The second and third days saw two additional games for each team (for a total of four games guaranteed for all participants), resulting in a final rating and ranking by the same algorithm. The top eight teams in that ranking proceeded to an 8-way elimination tournament, with losing teams playing additional games for final ranking. The teams in positions ninth through sixteenth played one additional game for final ranking. (This system is essentially, a modified Swiss-system tournament for the first three days, with strengths for matchings derived from a power ranking, and Fontes-style matching of multiple games between recalculation of strengths.)
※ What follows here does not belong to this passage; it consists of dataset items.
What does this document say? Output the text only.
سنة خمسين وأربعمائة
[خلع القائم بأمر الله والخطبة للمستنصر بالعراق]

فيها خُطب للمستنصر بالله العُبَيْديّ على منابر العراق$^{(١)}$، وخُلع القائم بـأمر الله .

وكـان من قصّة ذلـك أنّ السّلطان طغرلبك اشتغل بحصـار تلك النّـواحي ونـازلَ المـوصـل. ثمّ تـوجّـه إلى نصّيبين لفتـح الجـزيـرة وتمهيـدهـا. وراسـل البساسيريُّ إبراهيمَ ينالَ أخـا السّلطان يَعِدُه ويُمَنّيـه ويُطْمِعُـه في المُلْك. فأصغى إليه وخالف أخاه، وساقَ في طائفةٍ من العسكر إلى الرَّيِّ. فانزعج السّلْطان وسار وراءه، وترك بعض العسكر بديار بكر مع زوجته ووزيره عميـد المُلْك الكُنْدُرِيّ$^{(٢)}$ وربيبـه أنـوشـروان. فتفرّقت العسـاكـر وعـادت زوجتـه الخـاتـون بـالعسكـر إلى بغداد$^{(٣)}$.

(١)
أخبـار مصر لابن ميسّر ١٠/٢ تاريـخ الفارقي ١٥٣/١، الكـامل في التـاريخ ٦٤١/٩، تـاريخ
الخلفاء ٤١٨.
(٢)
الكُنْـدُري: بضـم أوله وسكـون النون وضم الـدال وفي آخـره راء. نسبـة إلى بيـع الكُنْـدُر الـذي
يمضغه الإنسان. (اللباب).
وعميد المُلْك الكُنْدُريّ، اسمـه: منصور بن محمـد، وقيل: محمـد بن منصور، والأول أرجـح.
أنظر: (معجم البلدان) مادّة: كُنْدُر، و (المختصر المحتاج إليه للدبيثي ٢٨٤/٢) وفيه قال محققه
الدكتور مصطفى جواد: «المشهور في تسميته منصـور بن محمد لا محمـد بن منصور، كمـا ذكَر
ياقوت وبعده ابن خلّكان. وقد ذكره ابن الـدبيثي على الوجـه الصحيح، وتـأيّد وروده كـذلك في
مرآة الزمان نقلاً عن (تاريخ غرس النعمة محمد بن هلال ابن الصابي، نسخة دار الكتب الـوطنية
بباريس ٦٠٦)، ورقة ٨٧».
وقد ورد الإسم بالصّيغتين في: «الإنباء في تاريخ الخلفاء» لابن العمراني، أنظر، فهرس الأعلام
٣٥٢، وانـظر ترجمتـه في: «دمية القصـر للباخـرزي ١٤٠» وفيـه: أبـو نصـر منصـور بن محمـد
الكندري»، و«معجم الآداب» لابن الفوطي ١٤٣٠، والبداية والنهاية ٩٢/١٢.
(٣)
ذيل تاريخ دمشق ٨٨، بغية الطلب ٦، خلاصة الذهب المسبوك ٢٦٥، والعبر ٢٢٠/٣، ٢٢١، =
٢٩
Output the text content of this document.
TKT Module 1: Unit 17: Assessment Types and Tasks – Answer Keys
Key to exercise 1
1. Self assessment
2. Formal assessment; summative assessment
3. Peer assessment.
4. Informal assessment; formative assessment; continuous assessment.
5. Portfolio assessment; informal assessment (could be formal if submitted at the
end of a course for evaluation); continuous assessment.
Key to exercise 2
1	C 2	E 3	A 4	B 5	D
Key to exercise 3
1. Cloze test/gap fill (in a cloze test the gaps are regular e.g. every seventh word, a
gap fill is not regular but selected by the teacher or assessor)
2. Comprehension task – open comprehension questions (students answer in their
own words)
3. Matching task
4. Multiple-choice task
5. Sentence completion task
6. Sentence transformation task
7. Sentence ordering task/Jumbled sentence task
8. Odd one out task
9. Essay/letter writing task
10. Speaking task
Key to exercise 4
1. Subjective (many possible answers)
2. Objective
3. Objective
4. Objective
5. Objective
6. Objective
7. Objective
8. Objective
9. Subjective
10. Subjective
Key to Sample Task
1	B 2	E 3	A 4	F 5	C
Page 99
==Tournament team rankings==

| Pos. | Team | Pld | W | L | PF | PA | PD | Rtg |
| 1 | United States | 7 | 7 | 0 | 1956 | 374 | +1582 | 1713.0 |
| 2 | Australia | 7 | 6 | 1 | 1573 | 450 | +1123 | 2044.7 |
| 3 | Canada | 7 | 6 | 1 | 2028 | 687 | +1341 | 616.5 |
| 4 | England | 7 | 5 | 2 | 1841 | 700 | +1141 | 552.2 |
Eliminated in the quarter-finals
| 5 | Finland | 7 | 6 | 1 | 1562 | 672 | +890 | 314.8 |
| 6 | France | 7 | 3 | 4 | 1073 | 1018 | +55 | 286.0 |
| 7 | Sweden | 7 | 4 | 3 | 1520 | 846 | +674 | 394.7 |
| 8 | Argentina | 7 | 2 | 5 | 839 | 1108 | -269 | 351.1 |
Classification games
| 9 | Spain | 5 | 4 | 1 | 985 | 528 | +457 | 92.4 |
| 10 | New Zealand | 5 | 4 | 1 | 922 | 444 | +478 | 96.6 |
| 11 | Wales | 5 | 2 | 3 | 550 | 1250 | -700 | 87.6 |
| 12 | Scotland | 5 | 1 | 4 | 1161 | 673 | +488 | 82.6 |
| 13 | Germany | 5 | 4 | 1 | 1119 | 554 | +565 | 80.5 |
| 14 | Ireland | 5 | 2 | 3 | 765 | 701 | +64 | 57.1 |
| 15 | Mexico | 5 | 3 | 2 | 664 | 689 | -25 | 47.8 |
| 16 | Belgium | 5 | 2 | 3 | 653 | 746 | -93 | 46.6 |
Eliminated in the ranking rounds
| 17 | Philippines | 4 | 2 | 2 | 412 | 539 | -127 | 36.7 |
| 18 | Denmark | 4 | 2 | 2 | 505 | 543 | -38 | 35.8 |
| 19 | Brazil | 4 | 3 | 1 | 510 | 535 | -25 | 32.5 |
| 20 | Norway | 4 | 1 | 3 | 417 | 923 | -506 | 31.0 |
| 21 | Netherlands | 4 | 2 | 2 | 415 | 620 | -205 | 30.4 |
| 22 | Korea | 4 | 0 | 4 | 520 | 852 | -332 | 29.8 |
| 23 | Italy | 4 | 3 | 1 | 697 | 412 | +285 | 29.3 |
| 24 | Iran | 4 | 1 | 3 | 507 | 555 | -48 | 24.2 |
| 25 | West Indies | 4 | 2 | 2 | 396 | 707 | -311 | 23.6 |
| 26 | Portugal | 4 | 1 | 3 | 312 | 845 | -533 | 23.5 |
| 27 | Indigenous | 4 | 1 | 3 | 481 | 469 | +12 | 23.3 |
| 28 | Switzerland | 4 | 2 | 2 | 475 | 546 | -71 | 21.4 |
| 29 | Poland | 4 | 2 | 2 | 612 | 551 | +61 | 14.0 |
| 30 | Japan | 4 | 1 | 3 | 352 | 840 | -488 | 13.9 |
| 31 | Czech Republic | 4 | 0 | 4 | 236 | 1300 | -1064 | 10.3 |
| 32 | Austria | 4 | 2 | 2 | 336 | 891 | -555 | 8.1 |
| 33 | Greece | 4 | 2 | 2 | 654 | 1172 | -518 | 6.7 |
| 34 | Russia | 4 | 1 | 3 | 315 | 1121 | -806 | 4.3 |
| 35 | South Africa | 4 | 2 | 2 | 398 | 601 | -203 | 3.5 |
| 36 | Iceland | 4 | 1 | 3 | 202 | 1194 | -992 | 2.4 |
| 37 | Romania | 4 | 0 | 4 | 349 | 836 | -487 | 2.3 |
| 38 | Costa Rica | 4 | 0 | 4 | 221 | 1041 | -820 | 1.0 |

==Exhibition matches==
In addition to competition matches, three exhibition matches were played during the tournament.

==Broadcast==
The entire weekend was broadcast online via pay-per-view streaming, and the tournament's fourth day was additionally carried on BBC Sport.